Robustness to Code Variability: Studies show that summarization models are often overly reliant on lexical cues like function names, leading to brittleness under realistic code transformations. Judging frameworks should assess semantic robustness in the face of identifier renaming, dead code, and other perturbations (Mondal et al., 2023, Sridhara et al., 19 Aug 2024).
Bias, Prompt Sensitivity, and Automation Pitfalls: LLM-based judgment, although promising for scaling evaluation, requires careful attention to prompt selection, model bias, and agreement with diverse human judgments, particularly for tasks with inherent subjectivity (Crupi et al., 22 Jul 2025).
Combining Human and Automated Judging: Hybrid evaluation frameworks leveraging both human ratings and calibrated LLM judges are increasingly emphasized for both research and industrial practice, ensuring both reliability and scalability.

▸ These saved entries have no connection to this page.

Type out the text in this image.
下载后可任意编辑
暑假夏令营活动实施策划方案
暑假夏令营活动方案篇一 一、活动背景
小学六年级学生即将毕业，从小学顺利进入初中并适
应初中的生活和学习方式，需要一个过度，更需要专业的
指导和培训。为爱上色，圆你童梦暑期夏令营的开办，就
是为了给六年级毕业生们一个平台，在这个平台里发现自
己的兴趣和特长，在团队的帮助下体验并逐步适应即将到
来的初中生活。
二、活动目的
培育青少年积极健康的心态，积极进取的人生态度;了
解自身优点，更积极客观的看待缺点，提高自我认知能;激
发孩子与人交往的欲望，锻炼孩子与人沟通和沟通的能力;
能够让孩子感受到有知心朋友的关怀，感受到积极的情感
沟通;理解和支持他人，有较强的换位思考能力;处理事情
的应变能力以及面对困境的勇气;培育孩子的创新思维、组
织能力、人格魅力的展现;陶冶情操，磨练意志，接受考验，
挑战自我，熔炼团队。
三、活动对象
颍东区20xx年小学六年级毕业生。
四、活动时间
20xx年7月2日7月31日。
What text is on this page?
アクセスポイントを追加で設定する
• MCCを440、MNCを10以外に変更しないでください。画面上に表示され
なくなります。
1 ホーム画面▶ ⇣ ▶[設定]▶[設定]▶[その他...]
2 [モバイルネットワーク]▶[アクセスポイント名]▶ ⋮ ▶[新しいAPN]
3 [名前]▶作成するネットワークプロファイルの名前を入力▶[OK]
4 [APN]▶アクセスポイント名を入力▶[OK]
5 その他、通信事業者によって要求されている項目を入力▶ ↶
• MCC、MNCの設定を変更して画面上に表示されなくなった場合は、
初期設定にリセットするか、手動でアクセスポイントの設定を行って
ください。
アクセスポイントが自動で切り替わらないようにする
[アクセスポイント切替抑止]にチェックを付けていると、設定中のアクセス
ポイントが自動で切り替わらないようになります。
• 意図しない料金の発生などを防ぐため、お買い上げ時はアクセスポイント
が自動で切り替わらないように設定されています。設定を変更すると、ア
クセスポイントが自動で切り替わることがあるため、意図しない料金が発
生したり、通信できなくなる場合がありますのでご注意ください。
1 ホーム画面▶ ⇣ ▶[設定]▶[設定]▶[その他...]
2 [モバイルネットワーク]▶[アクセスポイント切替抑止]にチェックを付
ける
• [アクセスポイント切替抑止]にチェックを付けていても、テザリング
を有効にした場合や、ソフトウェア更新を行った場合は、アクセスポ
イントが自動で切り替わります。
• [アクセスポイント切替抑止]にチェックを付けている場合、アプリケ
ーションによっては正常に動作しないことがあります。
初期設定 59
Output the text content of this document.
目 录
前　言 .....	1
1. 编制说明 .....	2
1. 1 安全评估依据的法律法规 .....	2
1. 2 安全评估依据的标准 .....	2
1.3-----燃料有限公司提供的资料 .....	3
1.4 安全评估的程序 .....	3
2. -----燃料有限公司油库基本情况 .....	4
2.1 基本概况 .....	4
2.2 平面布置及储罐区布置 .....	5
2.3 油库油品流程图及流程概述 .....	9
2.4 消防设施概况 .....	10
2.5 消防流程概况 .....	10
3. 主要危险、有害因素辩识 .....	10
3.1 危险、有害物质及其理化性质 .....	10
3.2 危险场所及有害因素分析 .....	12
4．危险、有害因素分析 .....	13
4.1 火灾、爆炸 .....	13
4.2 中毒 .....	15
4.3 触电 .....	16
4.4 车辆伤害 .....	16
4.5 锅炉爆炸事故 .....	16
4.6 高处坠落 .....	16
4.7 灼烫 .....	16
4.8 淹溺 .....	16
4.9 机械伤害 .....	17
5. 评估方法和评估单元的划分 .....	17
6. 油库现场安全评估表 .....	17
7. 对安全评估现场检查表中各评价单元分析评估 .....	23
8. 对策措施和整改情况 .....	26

7. Summary Table: Representative Metrics and their Correlation with Human Judgment

| Metric/Approach | Nature

Correlates with Human Assessment	Notes
BLEU-DC	N-gram overlap (sentence, smoothing 4)
ROUGE, METEOR	N-gram/sequence overlap
BERTScore, SentenceBERT	Embedding-based semantic similarity
SIDE	Contrastive code-summary alignment
Human, LLM-as-judge	Direct rating/scoring
Token Confidence	Model token log-probs, self-eval by LLM

Conclusion

Code summarization judging is a rapidly advancing research domain, moving from basic metric-based comparison toward context-aware, semantically grounded, and now LLM-automated assessment frameworks. Modern judging protocols recognize the limitations of overlap metrics, the necessity of robust semantic assessment (especially at higher code abstraction levels), the trade-offs between comprehensiveness and resource efficiency, and the practical possibilities and remaining caveats of large-scale automated evaluation. Ongoing developments in metric design, model calibration, and multi-level automated judgment will continue to shape the standards and practices of code summarization research and deployment.